We welcome submissions from both research and practice, covering different theoretical, methodological, empirical and technical contributions to the learning analytics field. Specifically, this year, we invite contributors to think about how learning analytics is contributing to our understanding of learning and learning processes. Learning research occurs in many distinct academic fields, including psychology, learning sciences, education, neuroscience, and computer science. Since its inception, LA has reflected a tight coupling between research and practice. What has been the impact of the methods, the approaches, the studies, and related outputs of the LA field?
For our 11th Annual conference, we encourage authors to address some of the following questions:
How is LA contributing to our understanding of learning?
What does impact mean in the context of online, blended, and in-classroom learning analytics?
How have learning-related discoveries and research by the LA field influenced learning practices?
What are the practical and scholarly implications of the presented work for the future?
What are the challenges of the presented work we need to address to improve its impact in the future?
We also explicitly encourage research that validates, replicates and examines the generalisability of previously published findings, as well as the aspects of practical adoption of the existing learning analytics methods and approaches.
Some of the topics of interest include, (but are not limited) are:
Capturing Learning & Teaching:
Finding evidence of learning: Studies that identify and explain useful data for analysing, understanding and optimising learning and teaching.
Assessing student learning: Studies that assess learning progress through the computational analysis of learner actions or artefacts.
Analytical and methodological approaches: Studies that introduce analytical techniques, methods, and tools for capturing and modelling student learning.
Technological infrastructures for data storage and sharing: Proposals of technical and methodological procedures to store, share and preserve learning and teaching traces.
Understanding Learning & Teaching:
Data-informed learning theories: Proposals of new learning/teaching theories or revisions/reinterpretations of existing theories based on large-scale data analysis.
Insights into specific learning processes: Studies to understand particular aspects of a learning/teaching process through the use of data science techniques.
Learning and teaching modeling: Creating mathematical, statistical or computational models of a learning/teaching process, including its actors and context.

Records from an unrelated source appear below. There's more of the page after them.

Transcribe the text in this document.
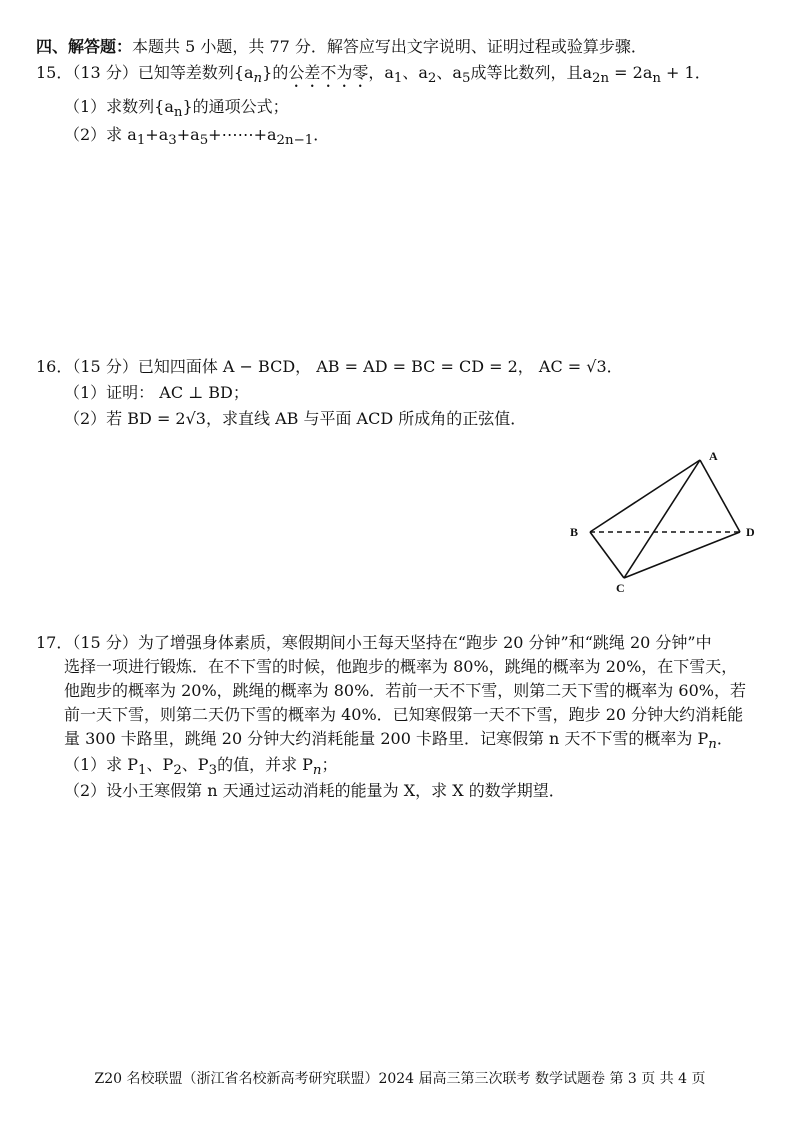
四、解答题：本题共 5 小题，共 77 分．解答应写出文字说明、证明过程或验算步骤．
15．（13 分）已知等差数列$\{a_n\}$的公差不为零，$a_1$、$a_2$、$a_5$成等比数列，且$a_{2n} = 2a_n + 1$．
（1）求数列$\{a_n\}$的通项公式；
（2）求 $a_1+a_3+a_5+\cdots\cdots+a_{2n-1}$．
16．（15 分）已知四面体 A − BCD， AB = AD = BC = CD = 2， AC = √3．
（1）证明： AC ⊥ BD；
（2）若 BD = 2√3，求直线 AB 与平面 ACD 所成角的正弦值．
A
B
C
D
17．（15 分）为了增强身体素质，寒假期间小王每天坚持在“跑步 20 分钟”和“跳绳 20 分钟”中
选择一项进行锻炼．在不下雪的时候，他跑步的概率为 80%，跳绳的概率为 20%，在下雪天，
他跑步的概率为 20%，跳绳的概率为 80%．若前一天不下雪，则第二天下雪的概率为 60%，若
前一天下雪，则第二天仍下雪的概率为 40%．已知寒假第一天不下雪，跑步 20 分钟大约消耗能
量 300 卡路里，跳绳 20 分钟大约消耗能量 200 卡路里．记寒假第 n 天不下雪的概率为 $P_n$．
（1）求 $P_1$、$P_2$、$P_3$的值，并求 $P_n$；
（2）设小王寒假第 n 天通过运动消耗的能量为 X，求 X 的数学期望．
Z20 名校联盟（浙江省名校新高考研究联盟）2024 届高三第三次联考 数学试题卷 第 3 页 共 4 页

Systematic reviews: Studies that provide a systematic and methodological synthesis of the available evidence in an area of learning analytics.
Impacting Learning & Teaching:
Providing decision support and feedback: Studies that evaluate the impact of feedback or decision-support systems based on learning analytics (dashboards, early-alert systems, automated messages, etc.).
Practical evaluations of learning analytics efforts: Empirical evidence about the effectiveness of learning analytics implementations or educational initiatives guided by learning analytics.
Personalised and adaptive learning: Studies that evaluate the effectiveness and impact of adaptive technologies based on learning analytics.
Implementing Change in Learning & Teaching:
Ethical issues around learning analytics: Analysis of issues and approaches to the lawful and ethical capture and use of educational data traces; tackling unintended bias and value judgements in the selection of data and algorithms; perspectives and methods for value-sensitive, participatory design that empowers stakeholders.
Learning analytics adoption: Discussions and evaluations of strategies to promote and embed learning analytics initiatives in educational institutions and learning organisations.
Learning analytics strategies for scalability: Discussions and evaluations of strategies to scale the capture and analysis of information at the program, institution or national level; critical reflections on organisational structures that promote analytics innovation and impact in an institution.